Votre rapporteur estime donc que, compte tenu de l'enjeu que représente l'intégration des personnes handicapées dans notre société, un réengagement de l'Etat en faveur des personnes handicapées est possible et nécessaire. A ce titre, il ne doute pas que le chantier ouvert par le Président de la République le 14 juillet dernier se traduise par un effort accrû de l'Etat.

B. UN BUDGET QUI CHERCHE À OPTIMISER LES DISPOSITIFS EN FAVEUR DES PERSONNES HANDICAPÉES

L'analyse des dispositifs en faveur des personnes handicapées se porte toujours en premier lieu sur l'offre de places en établissements spécialisés et il est vrai que les besoins restent très importants dans ce domaine.

Cependant, cette approche « institutionnelle » a pu, trop longtemps, occulter les attentes légitimes des personnes handicapées en matière d'intégration dans la société et, en particulier, leur désir de maintien à domicile.

Même si le chemin restant à parcourir est long, votre rapporteur estime que le présent projet de budget tend à assurer un juste équilibre entre prise en charge spécifique et intégration en milieu ordinaire , de façon à donner leur place, de façon convenable et digne, selon les mots du Président de la République, aux personnes handicapées.

1. L'accélération du développement de l'offre de places en établissements

Le financement des établissements a une structure complexe, due à une répartition entre les différents acteurs (Etat, assurance maladie et départements), à la fois en fonction du public accueilli et du type d'établissement.
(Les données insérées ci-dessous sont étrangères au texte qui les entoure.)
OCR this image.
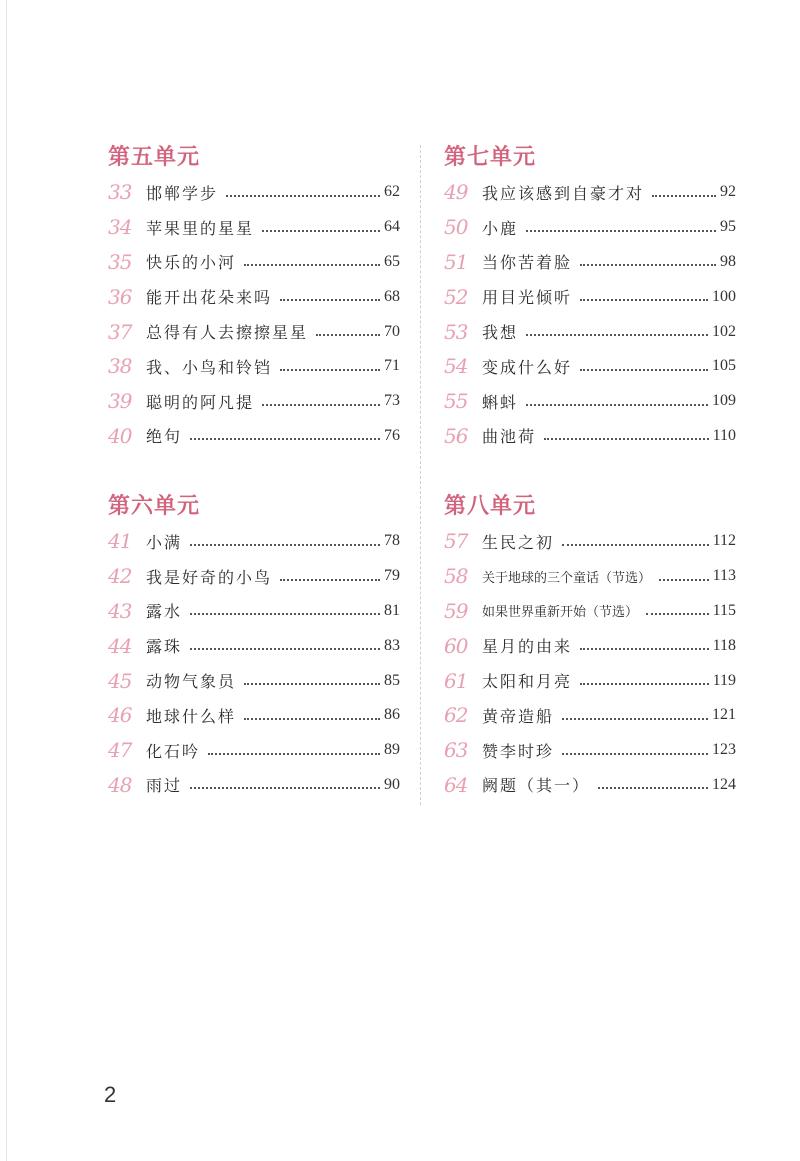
第五单元
33 邯郸学步	62
34 苹果里的星星	64
35 快乐的小河	65
36 能开出花朵来吗	68
37 总得有人去擦擦星星	70
38 我、小鸟和铃铛	71
39 聪明的阿凡提	73
40 绝句	76
第六单元
41 小满	78
42 我是好奇的小鸟	79
43 露水	81
44 露珠	83
45 动物气象员	85
46 地球什么样	86
47 化石吟	89
48 雨过	90
第七单元
49 我应该感到自豪才对	92
50 小鹿	95
51 当你苦着脸	98
52 用目光倾听	100
53 我想	102
54 变成什么好	105
55 蝌蚪	109
56 曲池荷	110
第八单元
57 生民之初	112
58	关于地球的三个童话（节选）	113
59	如果世界重新开始（节选）	115
60 星月的由来	118
61 太阳和月亮	119
62 黄帝造船	121
63 赞李时珍	123
64 阙题（其一）	124
2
a) Les structures d'hébergement pour adultes handicapés

Les établissements d'hébergement

Le financement de ces établissements est partagé selon la vocation de la structure concernée :

- les structures d'hébergement sont prises en charge par les départements ;

- les structures comportant une part importante de soins, à l'image des maisons d'accueil spécialisées (MAS), sont financées par l'assurance maladie ;

- les structures d'aide par le travail relèvent du budget de l'Etat.

Mais cette répartition des compétences connaît des frontières variables, dont la création des foyers d'accueil médicalisés (FAM) est le meilleur témoignage : ces établissements, dont la vocation est très proche des MAS et qui accueillent le même type de public, voient leur financement partagé entre l'assurance maladie et les départements, selon une répartition soins-hébergement.
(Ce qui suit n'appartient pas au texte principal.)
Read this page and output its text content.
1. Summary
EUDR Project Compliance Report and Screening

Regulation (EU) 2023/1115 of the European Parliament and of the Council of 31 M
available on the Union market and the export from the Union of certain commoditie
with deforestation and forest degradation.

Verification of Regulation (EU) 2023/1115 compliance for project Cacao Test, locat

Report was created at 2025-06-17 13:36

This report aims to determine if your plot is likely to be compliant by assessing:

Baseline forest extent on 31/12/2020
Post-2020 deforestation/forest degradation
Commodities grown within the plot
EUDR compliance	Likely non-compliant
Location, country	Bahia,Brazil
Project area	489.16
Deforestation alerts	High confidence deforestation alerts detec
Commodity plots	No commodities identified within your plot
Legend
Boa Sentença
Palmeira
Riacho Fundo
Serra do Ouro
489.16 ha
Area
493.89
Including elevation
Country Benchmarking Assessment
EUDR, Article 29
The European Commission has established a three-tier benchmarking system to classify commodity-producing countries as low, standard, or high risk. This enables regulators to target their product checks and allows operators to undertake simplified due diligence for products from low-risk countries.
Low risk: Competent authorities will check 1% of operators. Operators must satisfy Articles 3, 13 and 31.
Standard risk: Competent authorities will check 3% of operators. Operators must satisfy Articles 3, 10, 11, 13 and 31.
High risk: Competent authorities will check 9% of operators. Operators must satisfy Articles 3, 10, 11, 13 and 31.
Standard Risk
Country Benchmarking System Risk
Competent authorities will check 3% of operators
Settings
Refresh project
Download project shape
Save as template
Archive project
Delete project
L'accueil en établissement des adultes handicapés

Les foyers d'hébergement pour travailleurs handicapés assurent l'hébergement et l'entretien des travailleurs handicapés exerçant une activité pendant la journée en centres d'aide par le travail, en ateliers protégés ou en milieu ordinaire. Ils peuvent être publics ou privés.

Une équipe, composée de travailleurs sociaux, assure l'encadrement du soir et du week-end des travailleurs hébergés au foyer. Les prestations médicales sont assurées par des médecins libéraux rémunérés à l'acte.

Les dépenses d'exploitation du foyer d'hébergement sont prises en charge par l'aide sociale départementale sous forme de prix de journée. Les travailleurs handicapés sont appelés à contribuer à leurs frais d'hébergement et d'entretien.

Les foyers occupationnels ou foyers de vie pour personnes handicapées sont des établissements médico-sociaux accueillant toute la journée des personnes qui ne sont pas en mesure de travailler mais qui, disposant d'une certaine autonomie physique ou intellectuelle, ne relèvent pas des maisons d'accueil spécialisées (MAS). En général, les foyers de « vie » sont ouverts toute l'année et peuvent offrir un accueil à la journée ou à temps complet.

Une équipe, composée en majorité de travailleurs sociaux et éventuellement de personnel médical et paramédical, assure le fonctionnement de la structure.

Les dépenses d'exploitation des foyers de vie sont prises en charge par l'aide sociale départementale sous forme de prix de journée.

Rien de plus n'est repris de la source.